Di quella compagine faceva parte anche Sterling Roswell, detto Rosco, il quale prestò le sue mani per battere i tamburi nel culto “The Perfect Prescription” e nel successivo “live Performance”. Con il suo stile tra il primo Nick Mason e Maureen Tucker, Rosco ha proseguito per la sua strada anche nei Darkside, altra formazione dalle mire psichedeliche ma più compattata verso il rock tradizionale.
Avviato verso una carriera solista soddisfacente, l’ex Spaceman 3 ha continuato la sua ricerca sonora procedendo a ritroso, celebrando gli idoli di quando era ragazzino, ossia ancora lo space pop di barrettiana memoria, come pure le turbe acide dei Velvet Underground. “The Call of the Cosmos” è il secondo risultato, dopo “Psychedelic Ubik”, dove Rosco trova finalmente il suo spazio personale. Non aspirando al culto, alla nicchia, alla sterilità di una formula ripetuta, Rosco si gioca le sue carte, ovvero un suono compiutamente retrò e delle melodie semplici, quasi senza tempo.

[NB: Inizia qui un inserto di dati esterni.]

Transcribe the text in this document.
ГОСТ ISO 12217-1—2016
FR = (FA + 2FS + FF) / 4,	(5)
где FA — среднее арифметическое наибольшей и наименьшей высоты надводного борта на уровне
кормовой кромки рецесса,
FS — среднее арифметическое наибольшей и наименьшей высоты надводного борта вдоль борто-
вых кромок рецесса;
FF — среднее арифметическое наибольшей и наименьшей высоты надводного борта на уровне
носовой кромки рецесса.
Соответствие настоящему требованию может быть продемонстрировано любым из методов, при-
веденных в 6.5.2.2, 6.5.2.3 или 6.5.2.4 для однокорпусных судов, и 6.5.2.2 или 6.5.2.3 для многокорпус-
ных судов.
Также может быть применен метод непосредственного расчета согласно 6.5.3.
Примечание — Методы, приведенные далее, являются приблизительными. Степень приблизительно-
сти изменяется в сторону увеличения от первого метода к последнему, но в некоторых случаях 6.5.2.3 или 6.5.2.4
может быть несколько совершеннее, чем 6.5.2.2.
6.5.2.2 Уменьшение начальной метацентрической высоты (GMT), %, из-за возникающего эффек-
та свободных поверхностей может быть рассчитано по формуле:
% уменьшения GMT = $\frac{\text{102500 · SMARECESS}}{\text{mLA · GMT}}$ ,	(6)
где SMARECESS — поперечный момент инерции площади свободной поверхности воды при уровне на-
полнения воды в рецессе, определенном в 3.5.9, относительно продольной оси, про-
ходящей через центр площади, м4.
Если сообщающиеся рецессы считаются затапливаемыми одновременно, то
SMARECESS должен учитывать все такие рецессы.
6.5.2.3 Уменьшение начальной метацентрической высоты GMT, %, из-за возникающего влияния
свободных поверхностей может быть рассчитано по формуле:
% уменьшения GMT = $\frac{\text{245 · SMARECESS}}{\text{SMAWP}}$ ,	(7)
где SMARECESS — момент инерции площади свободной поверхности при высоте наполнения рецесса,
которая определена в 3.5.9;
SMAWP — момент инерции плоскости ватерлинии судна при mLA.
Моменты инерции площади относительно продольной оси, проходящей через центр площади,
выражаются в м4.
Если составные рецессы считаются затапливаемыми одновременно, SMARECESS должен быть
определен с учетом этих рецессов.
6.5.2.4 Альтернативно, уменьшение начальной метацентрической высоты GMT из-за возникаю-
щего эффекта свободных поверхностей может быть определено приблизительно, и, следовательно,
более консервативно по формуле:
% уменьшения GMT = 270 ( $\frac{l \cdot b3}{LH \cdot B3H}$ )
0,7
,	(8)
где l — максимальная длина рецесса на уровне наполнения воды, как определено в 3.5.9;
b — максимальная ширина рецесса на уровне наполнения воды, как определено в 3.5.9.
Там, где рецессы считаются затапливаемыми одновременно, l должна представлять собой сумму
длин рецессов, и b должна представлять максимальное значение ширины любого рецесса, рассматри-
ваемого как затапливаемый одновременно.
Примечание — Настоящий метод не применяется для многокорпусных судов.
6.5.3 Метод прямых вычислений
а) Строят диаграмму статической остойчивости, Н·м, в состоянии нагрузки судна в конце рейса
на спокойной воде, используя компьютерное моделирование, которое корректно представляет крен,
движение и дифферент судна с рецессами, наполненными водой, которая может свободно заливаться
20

A parte la pomposità dei titoli come Interplanetary Spaceliner, che va di pari passo con il packaging del disco, proprio tracce come quella citata, The girl from orbit in dub, Tripmaker, assurgono a diventare i pilastri del disco, dato che la metà delle tracce è formata da svisate psichedeliche di cui, oggi, forse, potremmo non sentirne il bisogno. La contrapposizione tra le scintille pop di chitarre sonanti e le lunghe intromissioni determina un giudizio tranchant su questo disco: o lo si ama per la metà pop, o per la metà kraut-avantgarde. Nella testa di Rosco tutto convive, ma nel 2014 forse le tendenze vanno altrove.
D’altra parte, potremmo domandarci: perchè un individuo sente il bisogno di fare un disco? Nel caso di Roswell per piacere personale, dato che il meglio lo ha già dato venticinque anni fa.